Il est important de noter que d’autres problèmes, n’apportant pas d’incohérence mathématique ont pu se produire à d’autres endroits du pays et/ou d’autres élections et ne pas être détectés. Il n’existe en effet aucune garantie que ce que nous voyons ne soit pas la pointe d’un iceberg.
L’absence apparente d’incidents en Flandre et à Bruxelles avec le système Smartmatic n’est pas une garantie que le résultat de l’élection est conforme à la volonté du corps électoral. Seul un audit citoyen basé sur la partie lisible des tickets de vote pourrait permettre une vérification indépendante des logiciels informatiques. Un tel audit pourtant pratiqué au Vénézuela, pays d’origine des machines Smartmatic, comprenant l’organisation d’un comptage n’est pas prévu en Belgique et ne pourrait se faire que moyennant un recours contre le résultat des élections entraînant l’organisation d’un recomptage manuel.

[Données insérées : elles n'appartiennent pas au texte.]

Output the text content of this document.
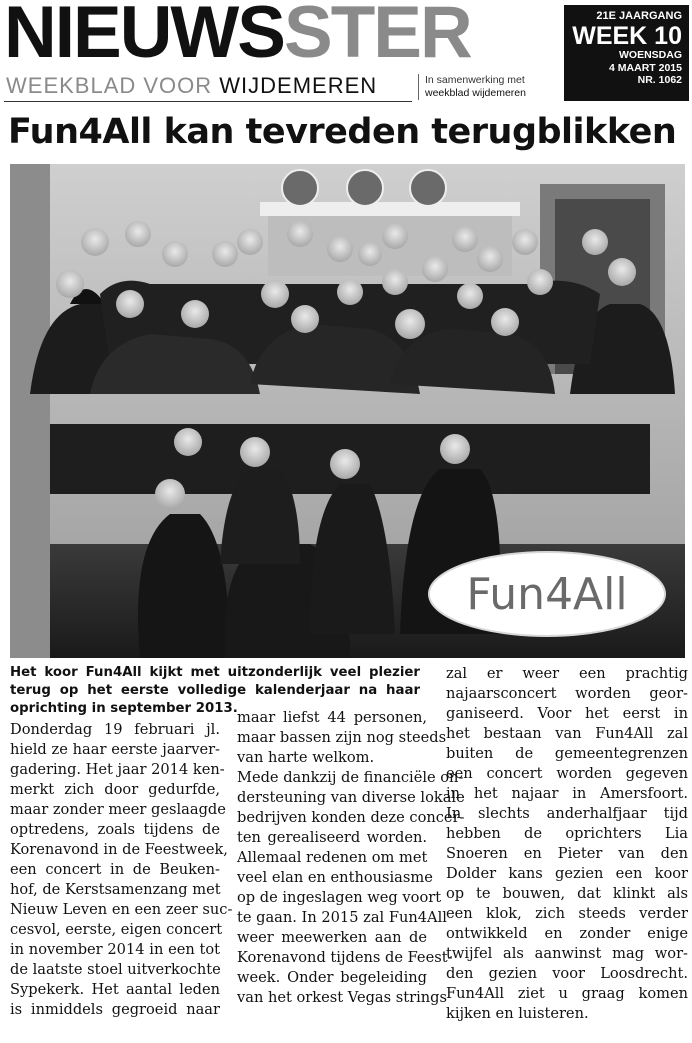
NIEUWSSTER
WEEKBLAD VOOR WIJDEMEREN	In samenwerking met
weekblad wijdemeren
21E JAARGANG
WEEK 10
WOENSDAG
4 MAART 2015
NR. 1062
Fun4All kan tevreden terugblikken
Fun4All
Het koor Fun4All kijkt met uitzonderlijk veel plezier terug op het eerste volledige kalenderjaar na haar oprichting in september 2013.
Donderdag 19 februari jl.
hield ze haar eerste jaarver-
gadering. Het jaar 2014 ken-
merkt zich door gedurfde,
maar zonder meer geslaagde
optredens, zoals tijdens de
Korenavond in de Feestweek,
een concert in de Beuken-
hof, de Kerstsamenzang met
Nieuw Leven en een zeer suc-
cesvol, eerste, eigen concert
in november 2014 in een tot
de laatste stoel uitverkochte
Sypekerk. Het aantal leden
is inmiddels gegroeid naar
maar liefst 44 personen,
maar bassen zijn nog steeds
van harte welkom.
Mede dankzij de financiële on-
dersteuning van diverse lokale
bedrijven konden deze concer-
ten gerealiseerd worden.
Allemaal redenen om met
veel elan en enthousiasme
op de ingeslagen weg voort
te gaan. In 2015 zal Fun4All
weer meewerken aan de
Korenavond tijdens de Feest-
week. Onder begeleiding
van het orkest Vegas strings
zal er weer een prachtig
najaarsconcert worden geor-
ganiseerd. Voor het eerst in
het bestaan van Fun4All zal
buiten de gemeentegrenzen
een concert worden gegeven
in het najaar in Amersfoort.
In slechts anderhalfjaar tijd
hebben de oprichters Lia
Snoeren en Pieter van den
Dolder kans gezien een koor
op te bouwen, dat klinkt als
een klok, zich steeds verder
ontwikkeld en zonder enige
twijfel als aanwinst mag wor-
den gezien voor Loosdrecht.
Fun4All ziet u graag komen
kijken en luisteren.
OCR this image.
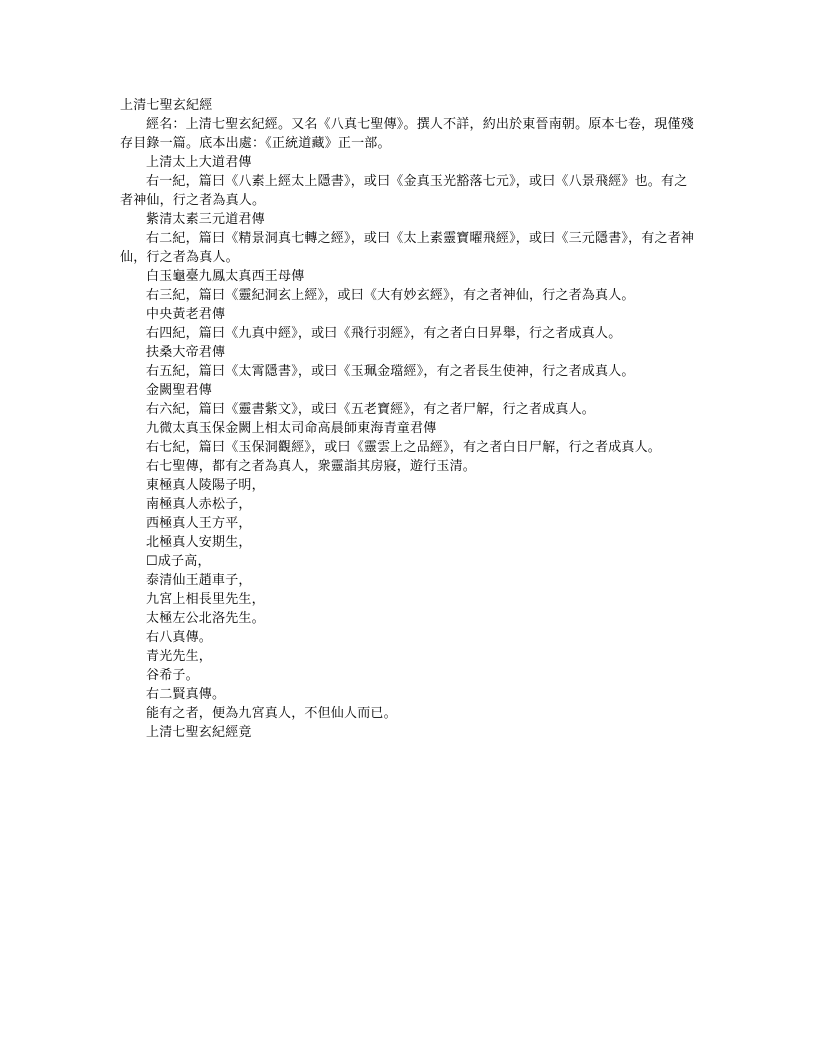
上清七聖玄紀經

經名：上清七聖玄紀經。又名《八真七聖傳》。撰人不詳，約出於東晉南朝。原本七卷，現僅殘存目錄一篇。底本出處：《正統道藏》正一部。

上清太上大道君傳

右一紀，篇曰《八素上經太上隱書》，或曰《金真玉光豁落七元》，或曰《八景飛經》也。有之者神仙，行之者為真人。

紫清太素三元道君傳

右二紀，篇曰《精景洞真七轉之經》，或曰《太上素靈寶曜飛經》，或曰《三元隱書》，有之者神仙，行之者為真人。

白玉龜臺九鳳太真西王母傳

右三紀，篇曰《靈紀洞玄上經》，或曰《大有妙玄經》，有之者神仙，行之者為真人。

中央黃老君傳

右四紀，篇曰《九真中經》，或曰《飛行羽經》，有之者白日昇舉，行之者成真人。

扶桑大帝君傳

右五紀，篇曰《太霄隱書》，或曰《玉珮金璫經》，有之者長生使神，行之者成真人。

金闕聖君傳

右六紀，篇曰《靈書紫文》，或曰《五老寶經》，有之者尸解，行之者成真人。

九微太真玉保金闕上相太司命高晨師東海青童君傳

右七紀，篇曰《玉保洞觀經》，或曰《靈雲上之品經》，有之者白日尸解，行之者成真人。

右七聖傳，都有之者為真人，衆靈詣其房寢，遊行玉清。

東極真人陵陽子明，

南極真人赤松子，

西極真人王方平，

北極真人安期生，

☐成子高，

泰清仙王趙車子，

九宮上相長里先生，

太極左公北洛先生。

右八真傳。

青光先生，

谷希子。

右二賢真傳。

能有之者，便為九宮真人，不但仙人而已。

上清七聖玄紀經竟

Il est à noter que des incidents ont été détectés et expliqués chaque année d’élection par les collèges des experts malgré le processus de certification et d’agrément. Le système Smartmatic n’a pas été épargné par les problèmes en 2012 en Flandre et à Bruxelles, faisant même l’objet d’un recours à Woluwe-Saint-Pierre.
Même là où le vote papier a été utilisé, l’utilisation dans une légalité douteuse du système DEPASS de dépouillement assisté par ordinateur, s’est également organisé sans contrôle citoyen des résultats. Pourtant, des solutions pour mettre DEPASS sous le contrôle des citoyens existent. Ce système a également été agréé suite à un audit par la même société.